Turns out, the FDA’s March rejection of Sanofi and Lexicon Pharmaceuticals’ Zynquista was just a preview of what would come for the SGLT class in Type 1 diabetes.
The agency shot down a second drug from the group, AstraZeneca’s Farxiga, the British drugmaker said Monday. Regulators issued a complete response letter for the drug as an add-on to insulin in Type 1 adults whose insulin therapy isn’t enough to control their blood sugar levels.
AstraZeneca didn’t provide any details about the denial or a timeline for resubmitting its application, saying only that it would work closely with the FDA to discuss next steps.
The FDA’s decision is hardly a shocking one, despite a thumbs-up for Farxiga—called Forxiga in Europe—from regulators across the pond earlier this year. The European Commission greenlighted the drug in overweight Type 1 patients, and an AstraZeneca spokesperson said at the time that “We remain confident in the positive benefit-risk profile of dapagliflozin and dapagliflozin-containing products, as outlined in the prescribing information.”

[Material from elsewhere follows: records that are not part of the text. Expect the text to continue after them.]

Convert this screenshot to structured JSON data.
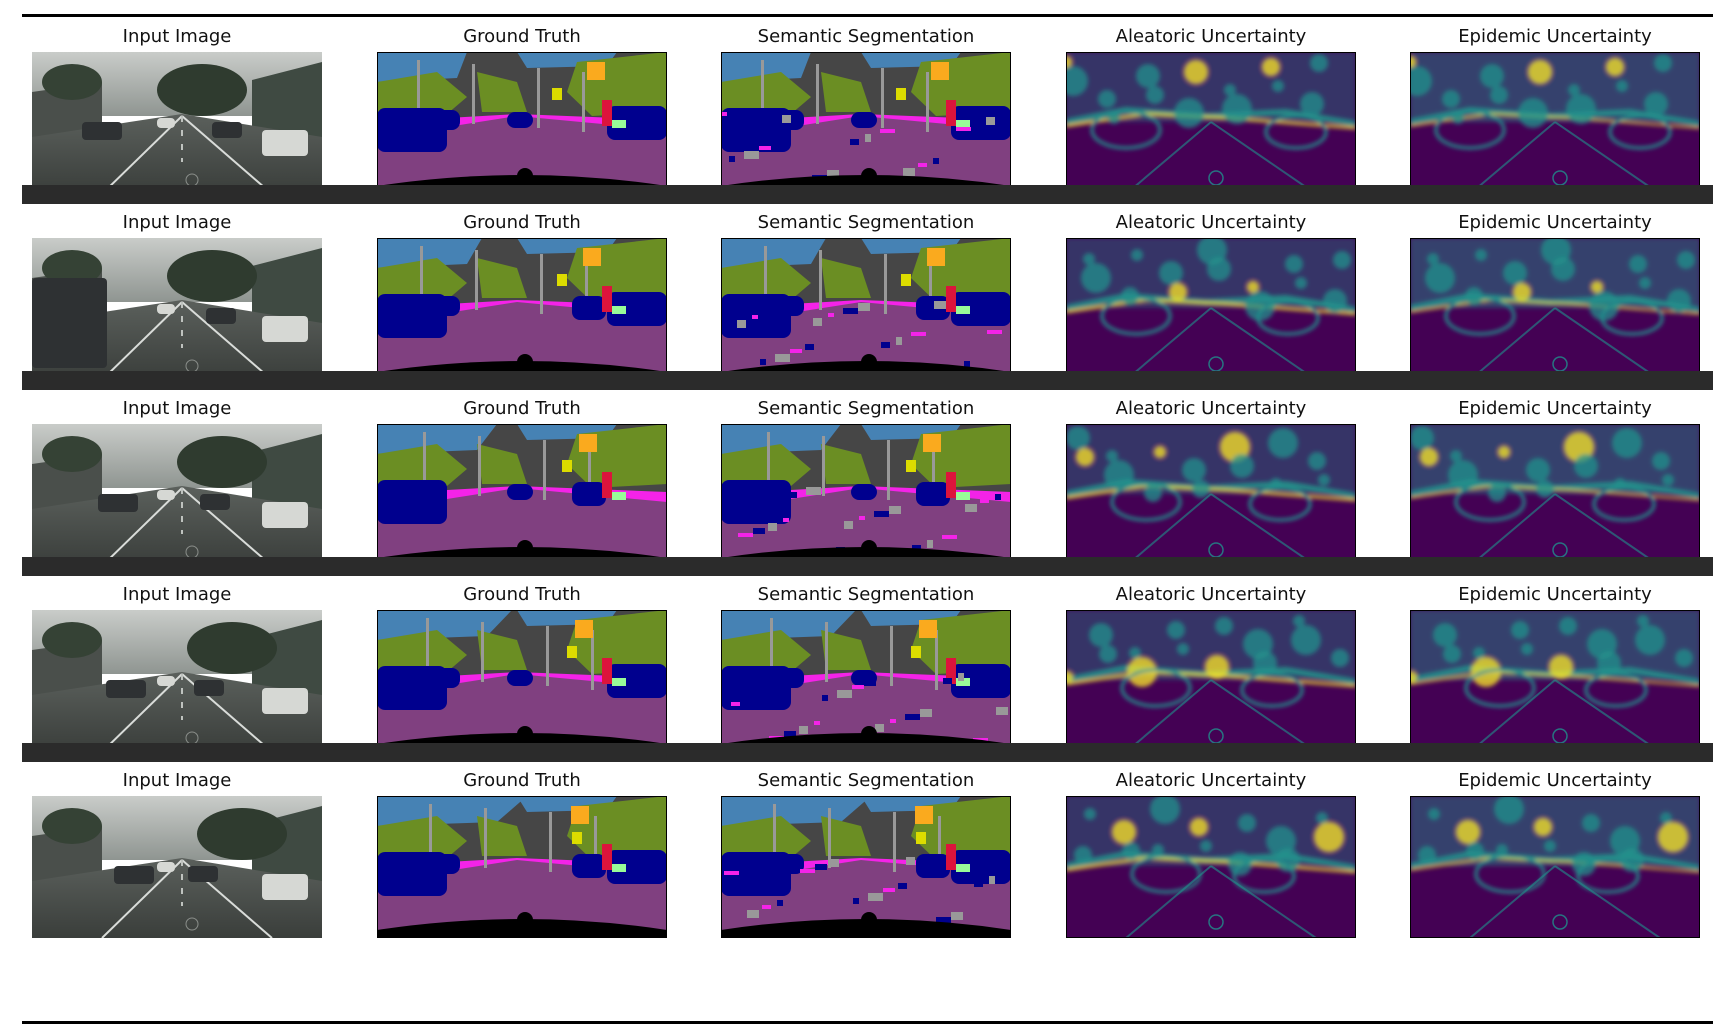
{
  "figure": {
    "columns": [
      {
        "key": "input",
        "title": "Input Image"
      },
      {
        "key": "gt",
        "title": "Ground Truth"
      },
      {
        "key": "seg",
        "title": "Semantic Segmentation"
      },
      {
        "key": "alea",
        "title": "Aleatoric Uncertainty"
      },
      {
        "key": "epi",
        "title": "Epidemic Uncertainty"
      }
    ],
    "rows": [
      {
        "scene": "city street with trees, buildings and cars ahead"
      },
      {
        "scene": "wide street with a large van on the left and traffic lights"
      },
      {
        "scene": "residential street lined with parked cars"
      },
      {
        "scene": "street with white car on the left and pedestrians on the right"
      },
      {
        "scene": "road with police car, traffic lights and several cars"
      }
    ]
  },
  "colors": {
    "road": "#804080",
    "sidewalk": "#f423e8",
    "building": "#464646",
    "vegetation": "#6b8e23",
    "sky": "#4682b4",
    "car": "#00008e",
    "pole": "#999999",
    "sign": "#dcdc00",
    "light": "#faaa1e",
    "person": "#dc143c",
    "terrain": "#98fb98",
    "separator": "#2b2b2b",
    "heat_low": "#440154",
    "heat_mid": "#21918c",
    "heat_high": "#fde725"
  }
}
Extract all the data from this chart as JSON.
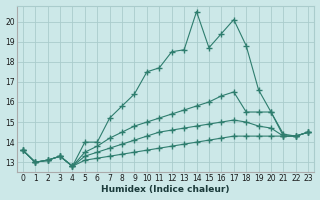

The thing is, the European watchdogs also waved through SGLT 1/2 Zynquista, which the FDA nixed on safety concerns. An increased incidence of diabetic ketoacidosis—a potentially life-threatening complication when the body produces high levels of blood acids—seen among trial patients was enough to turn off some expert panelists at an advisory committee meeting. Farxiga—as well as the rest of its SGLT2 brethren—also bears that risk.
AstraZeneca had been looking to build on market-leading sales for Farxiga, which led the SGLT2 class with $1.39 billion in 2018 revenue. Johnson & Johnson’s Invokana, on a major decline for the second straight year, managed just $881 million in 2018, while Eli Lilly and Boehringer Ingelheim’s Jardiance put up $658.3 million.
AZ’s drug could have used a boost in the U.S., though, where Farxiga isn’t ahead of the pack. Invokana last year churned out $711 million in stateside sales versus Farxiga’s $591 million.